First commit: created the footer’s HTML.
Provisioned an EC2 instance, installed Nginx, and configured the web root.
✅ Day 2 | The Polish
Fixed broken image paths and cleaned up CSS for proper rendering.
Transferred updated files to the server with SCP.
Learned the importance of nginx -t before reloading—saves headaches!
✅ Day 3 & 4 | Visibility + Reliability
Ensured the footer was responsive across devices.
Added a /healthz endpoint to check service availability.
Lesson learned: small, daily increments made testing smoother and reduced rollback risks.

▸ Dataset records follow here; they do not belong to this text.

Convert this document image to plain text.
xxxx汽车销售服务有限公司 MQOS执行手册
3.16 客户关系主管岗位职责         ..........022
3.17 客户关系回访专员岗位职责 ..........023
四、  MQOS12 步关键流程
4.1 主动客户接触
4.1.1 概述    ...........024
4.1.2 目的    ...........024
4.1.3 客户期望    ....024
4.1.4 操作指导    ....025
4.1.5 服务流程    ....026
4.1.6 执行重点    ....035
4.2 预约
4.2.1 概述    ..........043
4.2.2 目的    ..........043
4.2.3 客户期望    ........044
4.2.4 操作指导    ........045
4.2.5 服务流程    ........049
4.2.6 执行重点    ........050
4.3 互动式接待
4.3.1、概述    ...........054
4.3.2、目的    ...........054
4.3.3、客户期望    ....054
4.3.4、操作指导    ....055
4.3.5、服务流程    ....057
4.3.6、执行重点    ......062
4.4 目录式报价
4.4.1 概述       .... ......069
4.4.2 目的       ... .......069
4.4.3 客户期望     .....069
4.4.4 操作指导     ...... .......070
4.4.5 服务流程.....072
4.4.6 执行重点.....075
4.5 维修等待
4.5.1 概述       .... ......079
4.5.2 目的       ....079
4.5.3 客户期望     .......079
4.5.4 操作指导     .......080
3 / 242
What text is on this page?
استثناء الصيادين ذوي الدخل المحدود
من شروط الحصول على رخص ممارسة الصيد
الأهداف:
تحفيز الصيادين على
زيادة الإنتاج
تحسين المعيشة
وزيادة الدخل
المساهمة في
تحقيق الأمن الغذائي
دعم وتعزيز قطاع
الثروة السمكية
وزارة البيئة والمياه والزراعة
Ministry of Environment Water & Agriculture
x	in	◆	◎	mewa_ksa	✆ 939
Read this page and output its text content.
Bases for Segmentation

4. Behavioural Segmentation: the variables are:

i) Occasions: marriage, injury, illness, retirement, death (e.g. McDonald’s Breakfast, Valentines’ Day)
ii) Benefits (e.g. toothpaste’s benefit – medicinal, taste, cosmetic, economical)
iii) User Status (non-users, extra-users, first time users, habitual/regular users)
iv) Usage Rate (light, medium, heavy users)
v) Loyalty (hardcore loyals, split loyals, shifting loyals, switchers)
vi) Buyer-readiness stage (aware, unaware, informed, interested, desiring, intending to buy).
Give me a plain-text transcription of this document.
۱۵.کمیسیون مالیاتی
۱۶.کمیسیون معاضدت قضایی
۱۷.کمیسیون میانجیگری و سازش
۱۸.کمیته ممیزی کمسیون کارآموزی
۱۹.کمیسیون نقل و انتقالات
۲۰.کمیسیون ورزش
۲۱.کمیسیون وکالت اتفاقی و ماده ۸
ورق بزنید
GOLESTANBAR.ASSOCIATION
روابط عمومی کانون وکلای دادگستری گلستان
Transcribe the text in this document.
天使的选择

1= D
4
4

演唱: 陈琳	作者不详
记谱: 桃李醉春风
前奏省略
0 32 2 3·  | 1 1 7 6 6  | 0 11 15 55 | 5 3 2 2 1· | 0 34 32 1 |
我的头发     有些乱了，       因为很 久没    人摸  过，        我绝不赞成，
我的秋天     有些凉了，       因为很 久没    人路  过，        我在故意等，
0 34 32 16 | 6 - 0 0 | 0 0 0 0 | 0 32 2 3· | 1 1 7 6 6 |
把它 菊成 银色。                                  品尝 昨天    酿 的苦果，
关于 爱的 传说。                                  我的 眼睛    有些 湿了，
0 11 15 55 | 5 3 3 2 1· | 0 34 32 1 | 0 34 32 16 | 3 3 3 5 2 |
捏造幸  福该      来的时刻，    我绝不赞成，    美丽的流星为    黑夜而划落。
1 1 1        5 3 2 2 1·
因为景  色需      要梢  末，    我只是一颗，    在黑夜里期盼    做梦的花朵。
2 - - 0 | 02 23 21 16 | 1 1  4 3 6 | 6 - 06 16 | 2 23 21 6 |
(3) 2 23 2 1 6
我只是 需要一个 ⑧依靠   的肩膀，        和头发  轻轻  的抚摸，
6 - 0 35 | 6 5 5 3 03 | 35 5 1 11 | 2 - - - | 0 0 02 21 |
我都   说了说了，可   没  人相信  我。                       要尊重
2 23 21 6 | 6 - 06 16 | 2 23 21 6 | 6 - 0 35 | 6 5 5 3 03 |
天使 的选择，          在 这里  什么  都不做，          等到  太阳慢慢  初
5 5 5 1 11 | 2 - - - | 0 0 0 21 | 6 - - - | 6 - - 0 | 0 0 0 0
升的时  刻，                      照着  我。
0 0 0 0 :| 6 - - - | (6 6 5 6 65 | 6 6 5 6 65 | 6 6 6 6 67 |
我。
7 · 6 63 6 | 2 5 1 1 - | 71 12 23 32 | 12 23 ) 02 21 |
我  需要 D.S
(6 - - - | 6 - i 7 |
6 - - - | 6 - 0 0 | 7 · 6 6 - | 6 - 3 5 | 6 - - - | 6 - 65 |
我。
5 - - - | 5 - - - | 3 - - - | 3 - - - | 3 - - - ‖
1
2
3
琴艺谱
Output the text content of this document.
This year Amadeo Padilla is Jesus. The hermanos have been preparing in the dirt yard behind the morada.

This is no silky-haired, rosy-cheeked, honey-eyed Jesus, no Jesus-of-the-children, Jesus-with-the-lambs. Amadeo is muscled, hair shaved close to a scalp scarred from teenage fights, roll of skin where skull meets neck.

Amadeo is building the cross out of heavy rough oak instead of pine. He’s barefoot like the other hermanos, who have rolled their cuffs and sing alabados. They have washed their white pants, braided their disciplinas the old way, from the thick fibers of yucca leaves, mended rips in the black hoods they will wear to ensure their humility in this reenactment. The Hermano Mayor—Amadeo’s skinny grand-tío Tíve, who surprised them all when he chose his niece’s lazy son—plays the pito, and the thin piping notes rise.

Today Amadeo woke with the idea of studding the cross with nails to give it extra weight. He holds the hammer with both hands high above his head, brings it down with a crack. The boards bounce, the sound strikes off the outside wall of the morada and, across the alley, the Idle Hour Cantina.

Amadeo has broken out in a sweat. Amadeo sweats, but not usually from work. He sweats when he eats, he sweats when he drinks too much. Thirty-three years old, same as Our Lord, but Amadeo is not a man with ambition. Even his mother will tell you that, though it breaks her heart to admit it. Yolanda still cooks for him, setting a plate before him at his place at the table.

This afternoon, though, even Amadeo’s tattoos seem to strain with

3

✅ Day 5 | The Retrospective
Footer live and sprint goal achieved.
Captured burndown and demo deployed successfully.
📌 Reflections
What went well
Clear acceptance criteria
Incremental delivery
What needs improvement
Automating deployments with CI/CD in the next sprint
Scrum in action
Transparency. Focus. Commitment.
🔑 Key Takeaway
This week wasn’t just about shipping a footer. It was about end-to-end ownership—planning, fixing, configuring, deploying, monitoring, and improving. That, to me, is the essence of DevOps.
⚙️ Tech Stack
AWS EC2 • Ubuntu • Nginx • Jira • Git • SCP • HTML/CSS
A big thank you to Pravin Mishra for structuring such a practical internship, and to mentors like Praveen Pandey, Anisa Bibi, and the DMI community for their support.
I’m excited to carry this ship-to-production mindset forward as I grow in the Cloud & DevOps space.